On the same day the GLN Complaint was filed, S. Kent filed a complaint (the “S. Kent Complaint”) in the Middle District of Florida, alleging that GLN failed to pay him earned commissions, repurchase his equity shares, and provide payment or establish a commission payment schedule for lighting contracts he arranged for GLN before his departure. The S. Kent Complaint also alleged that the GLN Defendants tortiously interfered with S. Kent’s business relationships, prior to, during, and after his employment with GLN. On October 17, 2017, the action pending in the Middle District of Florida was transferred to the Northern District of Illinois, pursuant to a joint motion by the parties. [17-cv-7528, Dkt. 11.] On October 24, 2017, the parties to both Case No. 17-cv-7528 (the case transferred from the Middle District of Florida) and Case No. 17-cv-6370 filed a motion to consolidate the two actions [16], which the Court granted. [21.] Before the Court are the motion to dismiss filed by Defendants Bruce Richards and Brut Lighting, LLC and Defendant/Counter-Plaintiff Scott Kent (collectively, the “Brut Parties”) [25] and the motion to dismiss filed by Plaintiff/Counter- Defendant Green Light National, LLC (“GLN”) and Counter-Defendants Christopher Kent,

Michael McAlinden, and David Thompson (collectively, the “GLN Parties”) [45]. II. Legal Standard When personal jurisdiction over a defendant is challenged by way of a motion to dismiss under Federal Rule of Civil Procedure (“Rule”) 12(b)(2), the plaintiff bears the burden of proving that jurisdiction exists and must make a prima facie showing of jurisdiction. See Hyatt Int'l Corp. v. Coco, 302 F.3d 707, 713 (7th Cir. 2002). When a court decides a motion on the basis of paper submissions (as is the case here), a court accepts as true the plaintiff’s undisputed allegations, and disputes in the evidence are resolved in favor of jurisdiction. See Purdue Research Found. v. Sanofi–Synthelabo, S.A., 338 F.3d 773, 782 (7th Cir. 2003).

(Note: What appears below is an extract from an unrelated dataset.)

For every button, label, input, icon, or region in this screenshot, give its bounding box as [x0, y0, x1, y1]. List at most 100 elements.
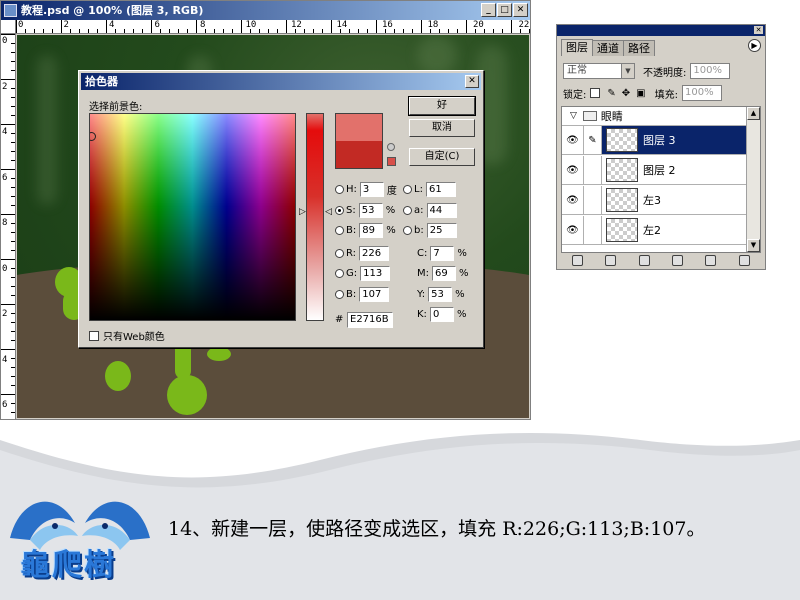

To survive a Rule 12(b)(6) motion to dismiss for failure to state a claim upon which relief can be granted, the complaint first must comply with Rule 8(a) by providing “a short and plain statement of the claim showing that the pleader is entitled to relief,” Fed. R. Civ. P. 8(a)(2), such that the defendant is given “fair notice of what the * * * claim is and the grounds upon which it rests.” Bell Atl. Corp. v. Twombly, 550 U.S. 544, 555 (2007) (quoting Conley v. Gibson, 355 U.S. 41, 47 (1957)) (alteration in original). Second, the factual allegations in the complaint must be sufficient to raise the possibility of relief above the “speculative level.” E.E.O.C. v. Concentra Health Servs., Inc., 496 F.3d 773, 776 (7th Cir.